No hay que ser un experto observador ni tener una formación científica muy refinada para dar una mirada alrededor y percibir que nos tocó vivir en un mundo natural complejo y diverso. Pero sí hay que tener, al menos, cierta capacidad de asombro y curiosidad para preguntarse por qué esto es así, dado que no es algo tan evidente. ¿Cómo se llegó desde esa explosión originaria que hoy sabemos, o al menos suponemos fuertemente, que dio origen a todo –y que, casi infantilmente, llamamos Big Bang– hasta este escenario pródigo de organismos vivos en una roca perdida en el sistema solar, del cual somos apenas una mínima parte?
Gracias al trabajo acumulativo de miles de personas de diversas disciplinas, hemos llegado a reconstruir esa historia de una manera bastante precisa. Hace unos 4.500 millones de años se formó nuestro sistema solar. En uno de los varios planetas que quedaron orbitando alrededor de uno de los tantos soles que hay en el universo, durante algunos cientos de millones de años pasaron pocas cosas relevantes para la historia que nos interesa contar acá. Pero hace unos cuatro mil millones de años, por un conjunto improbable de casualidades, apareció sobre la Tierra una molécula capaz de transmitir información. Esa molécula probablemente habría pasado inadvertida, como tantas otras, si no hubiera sido porque se recubrió de una membrana que le permitió replicarse de manera protegida: es la responsable de que, de una manera u otra, los organismos sean capaces de dejar descendencia. Aunque el origen de la vida sigue siendo un tema muy discutido, sabemos con razonable certeza que todos los seres vivos tenemos un ancestro común. Desde esa forma originaria, invisible, que en algún momento habitó el mundo solitariamente y por casualidad hasta la multiforme variedad de organismos que hoy puebla la Tierra pasaron, en esencia, dos cosas: el tiempo y la selección natural. Del tiempo no tenemos mucho para decir, pero de la selección natural, sí.

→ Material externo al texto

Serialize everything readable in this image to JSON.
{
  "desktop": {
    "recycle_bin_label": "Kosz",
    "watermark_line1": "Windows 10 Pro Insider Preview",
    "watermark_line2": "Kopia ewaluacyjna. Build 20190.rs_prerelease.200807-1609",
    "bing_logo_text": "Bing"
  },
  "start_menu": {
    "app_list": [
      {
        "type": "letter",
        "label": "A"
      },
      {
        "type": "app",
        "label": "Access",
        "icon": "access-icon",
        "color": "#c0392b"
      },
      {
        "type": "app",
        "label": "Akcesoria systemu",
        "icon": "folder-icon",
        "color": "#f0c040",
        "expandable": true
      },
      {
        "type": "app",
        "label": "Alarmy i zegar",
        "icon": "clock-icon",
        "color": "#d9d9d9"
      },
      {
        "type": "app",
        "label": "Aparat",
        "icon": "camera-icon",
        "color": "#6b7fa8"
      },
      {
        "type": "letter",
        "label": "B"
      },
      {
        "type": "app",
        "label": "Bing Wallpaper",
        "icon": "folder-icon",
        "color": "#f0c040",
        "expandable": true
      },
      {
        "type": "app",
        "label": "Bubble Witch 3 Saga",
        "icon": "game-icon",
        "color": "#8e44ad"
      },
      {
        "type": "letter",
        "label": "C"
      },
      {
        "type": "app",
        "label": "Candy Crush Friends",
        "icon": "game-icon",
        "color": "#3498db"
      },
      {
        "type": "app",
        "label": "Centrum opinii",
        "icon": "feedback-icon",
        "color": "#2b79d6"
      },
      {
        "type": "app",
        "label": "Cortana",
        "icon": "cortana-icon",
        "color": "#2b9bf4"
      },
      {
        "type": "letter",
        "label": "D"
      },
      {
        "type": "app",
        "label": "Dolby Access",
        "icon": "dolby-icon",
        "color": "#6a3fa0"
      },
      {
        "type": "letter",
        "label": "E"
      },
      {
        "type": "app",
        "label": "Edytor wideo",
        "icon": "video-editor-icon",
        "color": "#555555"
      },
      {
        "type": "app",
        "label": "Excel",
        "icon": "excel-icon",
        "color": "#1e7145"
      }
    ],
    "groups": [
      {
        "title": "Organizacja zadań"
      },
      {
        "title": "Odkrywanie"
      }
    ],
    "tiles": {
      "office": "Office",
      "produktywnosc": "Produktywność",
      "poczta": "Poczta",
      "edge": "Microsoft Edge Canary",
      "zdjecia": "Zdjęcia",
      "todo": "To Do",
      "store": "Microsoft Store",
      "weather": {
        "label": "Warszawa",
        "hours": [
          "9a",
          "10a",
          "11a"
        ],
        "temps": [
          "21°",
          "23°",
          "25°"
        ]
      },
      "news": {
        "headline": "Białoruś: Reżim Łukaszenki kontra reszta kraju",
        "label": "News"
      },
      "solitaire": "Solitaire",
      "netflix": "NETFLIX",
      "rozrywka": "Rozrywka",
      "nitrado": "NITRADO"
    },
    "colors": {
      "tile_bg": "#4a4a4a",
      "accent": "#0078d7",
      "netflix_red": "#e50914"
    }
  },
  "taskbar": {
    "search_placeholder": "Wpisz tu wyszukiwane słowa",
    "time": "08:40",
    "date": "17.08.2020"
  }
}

El manual de instrucciones para desarrollar un organismo vivo sea cual fuere, está en esa molécula maravillosa capaz de transmitir información: el ácido desoxirribonucleico (ADN).
Pero todos los seres vivos tenemos ADN y, sin embargo, todos somos diferentes. ¿Cómo se explica que el elefante tenga una trompa, y la jirafa un cuello largo; que ciertos animales obtengan el oxígeno del aire gracias al trabajo de sus pulmones y otros lo obtengan del agua gracias a las branquias; que ciertos primates formen harenes y otros tengan relaciones relativamente monógamas; que algunos insectos se coman a su pareja sexual luego de la cópula y otros estén dispuestos a entregar su vida para que puedan reproducirse sus hermanos?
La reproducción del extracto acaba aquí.